I used to be against the idea of having this added to the current PR, but since -- as you are saying -- we are already working out the legacy and the PR is huge to begin with, I think it does make sense to attempt the Sparse.

kadarakos avatar Jun 17 '22 07:06 kadarakos

@danieldk I was looking at the new version of the cross-entropy that handles the Ragged as input. I think it makes a lot of sense, but I'm wondering if its a good idea to support sequence types then like Ragged, Padded, List[Floats2d], because I'm confused about why would then the target always be Floats2d? Like why would the user create a big Floats2d for labels, but have the data in Ragged, Padded or List[Floats2d] ?

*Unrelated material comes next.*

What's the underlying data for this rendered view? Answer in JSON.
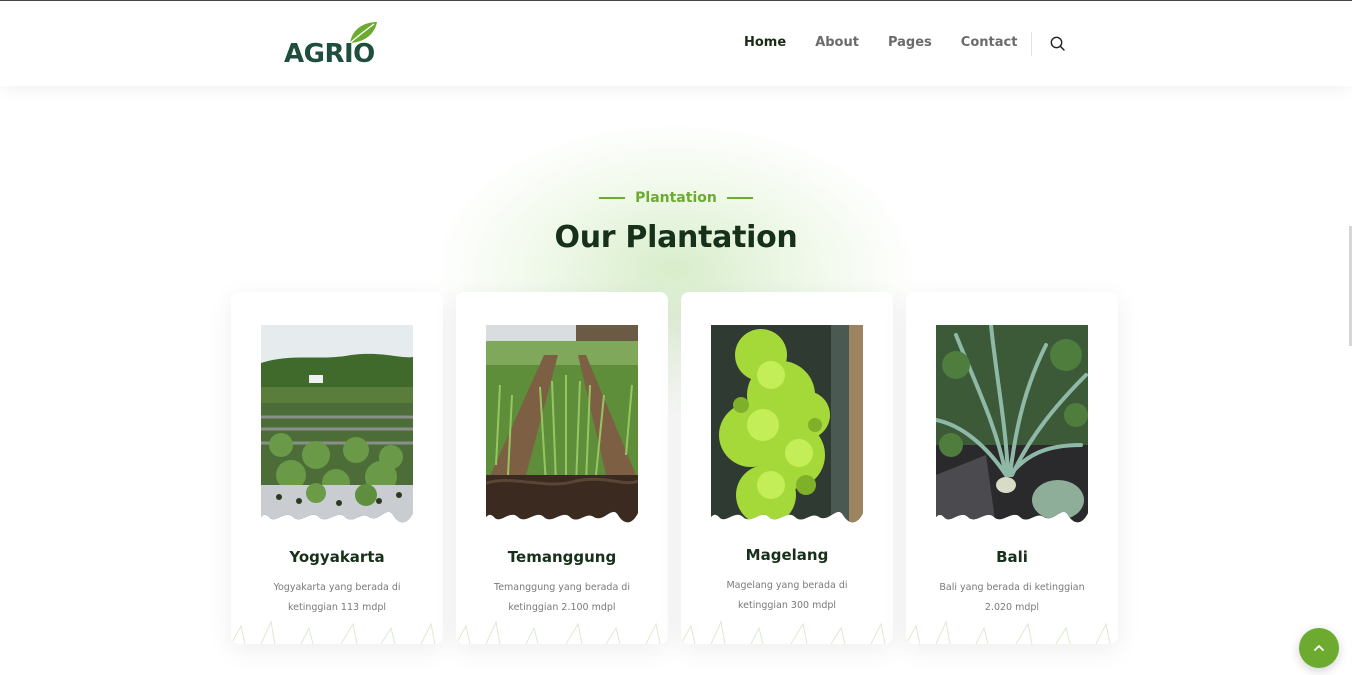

For Padded it gets even weird I think with the Floats2d as input because the Padded itself is sorted according to lengths so then the Floats2d should also be in that order I guess? I think its over complicating it a bit, because if we allows all these types for guesses then its weird to not have the same for target + then for List[Floats2d] and Padded the users I think need to implement some smart logic to create the Floats2d target.

Update: Discussed with @danieldk in chat to only support Ragged as guesses for now and see if we can get benefits from this in spaCy before moving forward.

kadarakos avatar Sep 01 '22 09:09 kadarakos

Adding this note here so that we don't forget - this PR should be rebased on/merged into v9.

shadeMe avatar Sep 14 '22 15:09 shadeMe